President Kassym-Jomart Tokayev announced the early vote after suppressing demonstrations in January 2022 / © Kazakhstan's presidential press service/AFP
Ernest Serikov, an 81-year-old retired professor in Kazakhstan's largest city Almaty, said he supported the president and called the elections "experimental".
Independent candidates were allowed to run for parliament for the first time in nearly 20 years, the previous lower house having been made up of three pro-government parties.
The threshold to enter the 98-seat legislature has been lowered to five percent and a 30-percent quota was introduced for women, young people and people with disabilities.
In total, seven parties participated in this election, two of them recently registered. But several opposition parties and independent candidates were banned from running.
After polling stations closed, local media reported incidents of election observers prevented from overseeing the vote count while videos of alleged ballot box stuffing appeared on social media. AFP could not immediately confirm if the videos were authentic.
- 'Keep power' -
Tokayev, 69, promised to reform government institutions and in January dissolved parliament, saying early polls would "give new impetus to the modernisation".
"The electoral system has changed and gives the impression of choice," political scientist Dimash Alzhanov told AFP. "But in reality, the president and his administration are keeping the vote count in their hands.
"Here, elections are held in order to keep power.

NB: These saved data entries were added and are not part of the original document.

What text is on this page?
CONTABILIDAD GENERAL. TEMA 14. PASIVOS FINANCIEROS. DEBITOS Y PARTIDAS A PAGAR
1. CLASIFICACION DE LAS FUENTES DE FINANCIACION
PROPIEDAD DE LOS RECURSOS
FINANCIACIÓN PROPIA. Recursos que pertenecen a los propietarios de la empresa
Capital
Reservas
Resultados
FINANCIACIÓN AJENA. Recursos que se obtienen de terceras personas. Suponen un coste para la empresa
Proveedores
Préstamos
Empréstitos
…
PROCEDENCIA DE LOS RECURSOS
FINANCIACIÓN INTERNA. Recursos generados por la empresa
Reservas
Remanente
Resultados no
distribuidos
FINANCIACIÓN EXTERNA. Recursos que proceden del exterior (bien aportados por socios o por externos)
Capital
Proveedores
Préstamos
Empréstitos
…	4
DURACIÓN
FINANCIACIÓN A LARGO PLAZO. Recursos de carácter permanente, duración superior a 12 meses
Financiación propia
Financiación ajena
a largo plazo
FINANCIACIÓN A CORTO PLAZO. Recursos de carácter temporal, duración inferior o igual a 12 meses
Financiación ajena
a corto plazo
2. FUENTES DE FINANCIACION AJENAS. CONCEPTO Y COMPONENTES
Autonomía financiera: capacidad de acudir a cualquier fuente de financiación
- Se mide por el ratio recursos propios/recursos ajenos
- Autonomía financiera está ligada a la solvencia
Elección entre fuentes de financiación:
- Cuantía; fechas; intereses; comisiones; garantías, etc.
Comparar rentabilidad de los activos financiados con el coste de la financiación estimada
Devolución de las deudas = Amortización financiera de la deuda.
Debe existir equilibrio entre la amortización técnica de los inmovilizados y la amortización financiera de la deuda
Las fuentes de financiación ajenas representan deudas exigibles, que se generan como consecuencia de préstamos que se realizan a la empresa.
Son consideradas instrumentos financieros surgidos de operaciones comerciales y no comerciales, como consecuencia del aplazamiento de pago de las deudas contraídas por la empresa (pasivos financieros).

That's what elections are in an authoritarian country," he added.
The riots grew out of peaceful demonstrations against a fuel price spike / © AFP
After the riots that grew out of peaceful demonstrations against a fuel-price spike, Tokayev was re-elected in a snap presidential vote in November, securing a landslide win in an election criticised for lacking competition.
Inequality and corruption persist and soaring inflation is hurting the purchasing power of the population of nearly 20 million people.
In the economic hub Almaty, the campaign was in full swing ahead of the vote, with candidate posters on restaurant windows, scaffolding and street lamps.
Ambiguous slogans -- such as "Order is where the truth is" or "With me there is no mess" -- reflected candidates' lacklustre political platforms.
Some young voters in Almaty expressed scepticism over the changes.
"Will I take part in the elections? No, to be honest... because I hardly believe in fair elections in Kazakhstan in general," Aset Smagulov, a 21-year-old IT specialist, told AFP before the polls.
estimated that four or five parties will be presented in parliament following the election.
"Loyal parties will be present in parliament and Amanat," Almaty-based political analyst Andrei Chebotarev predicted before the vote.
"The presidential party will retain the majority of seats," he told AFP.
But, he added: "The diversity of parties will have an impact on the acceptance of the election results, both for the population and internationally."